Mereka hanya menginginkan hal-hal sepele seperti dipamiti dan dicium sebelum ayahnya berangkat bekerja, diajak berkeliling naik motor setelah ayahnya pulang kerja, diajak jalan-jalan saat hari libur tiba, atau hanya sekedar mendapatkan buah tangan saat pulang kerja. Tapi semua itu hanya ada dalam angan-anganku dan si kembar saja. Mas Indra tidak pernah mau dekat dengan anak-anaknya.

Terburu-buru, sedang sibuk, atau sudah lelah adalah alasan klasik yang selalu ia lontarkan jika anak-anak sedang merajuk padanya.

"Udah gak usah mewek!! Kalau ayah gak mau sayang kita, setidaknya kita masih punya ibu yang sangat menyayangi kita." tegur Keyra. Ia mencoba menguatkan hati saudara kembarnya.

Aku langsung mendongak dan menatap wajah imut Keyla yang matanya sudah berkaca-kaca. Aku segera memeluknya dengan hangat dan menghapus air mata di pipinya. "Sabar ya sayang! Mungkin ayah sedang sibuk dan terburu-buru, takut terlambat sampai di pabrik."

Aku sangat memahami perasaan Keyla karena aku sendiri juga besar tanpa sosok ayah. Ibuku sakit dan menderita amnesia setelah kecelakaan yang menimpa kami saat aku masih kecil. Jadi aku tidak pernah tahu siapa dan dimana ayahku berada.

Setelah Keyla merasa sedikit tenang, aku beralih menunduk untuk berganti membantu Keyra mengikat tali sepatunya.

"Gak usah, Bu! Keyra sudah bisa sendiri  kok!" Ia menghalau tanganku dan tak membiarkanku menyentuh ujung tali sepatunya.

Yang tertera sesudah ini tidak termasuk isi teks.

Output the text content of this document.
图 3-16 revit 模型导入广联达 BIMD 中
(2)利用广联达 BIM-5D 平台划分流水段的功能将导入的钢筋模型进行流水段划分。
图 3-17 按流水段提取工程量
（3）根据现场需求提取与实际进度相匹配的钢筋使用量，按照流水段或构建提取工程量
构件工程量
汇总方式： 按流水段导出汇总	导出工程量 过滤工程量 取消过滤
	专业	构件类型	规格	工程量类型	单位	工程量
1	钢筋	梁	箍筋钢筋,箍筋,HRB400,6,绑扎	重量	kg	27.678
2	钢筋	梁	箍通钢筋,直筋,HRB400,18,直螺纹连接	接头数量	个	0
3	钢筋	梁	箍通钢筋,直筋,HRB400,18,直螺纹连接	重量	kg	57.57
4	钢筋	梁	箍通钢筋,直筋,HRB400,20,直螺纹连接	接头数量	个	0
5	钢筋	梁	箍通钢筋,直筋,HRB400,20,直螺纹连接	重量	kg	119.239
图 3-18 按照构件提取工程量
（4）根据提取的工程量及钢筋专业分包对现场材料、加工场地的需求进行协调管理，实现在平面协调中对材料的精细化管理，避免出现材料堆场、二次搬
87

Aku lalu memperhatikan gadis periang itu memakai sepatu dan mengikat sendiri simpul tali sepatunya. "Benar-benar mandiri." Aku tersenyum dan bergumam dalam hati mengagumi kemandirian Keyra.

"Tunggu dulu!!" Aku tiba-tiba teringat dengan sesuatu dan segera beranjak pergi.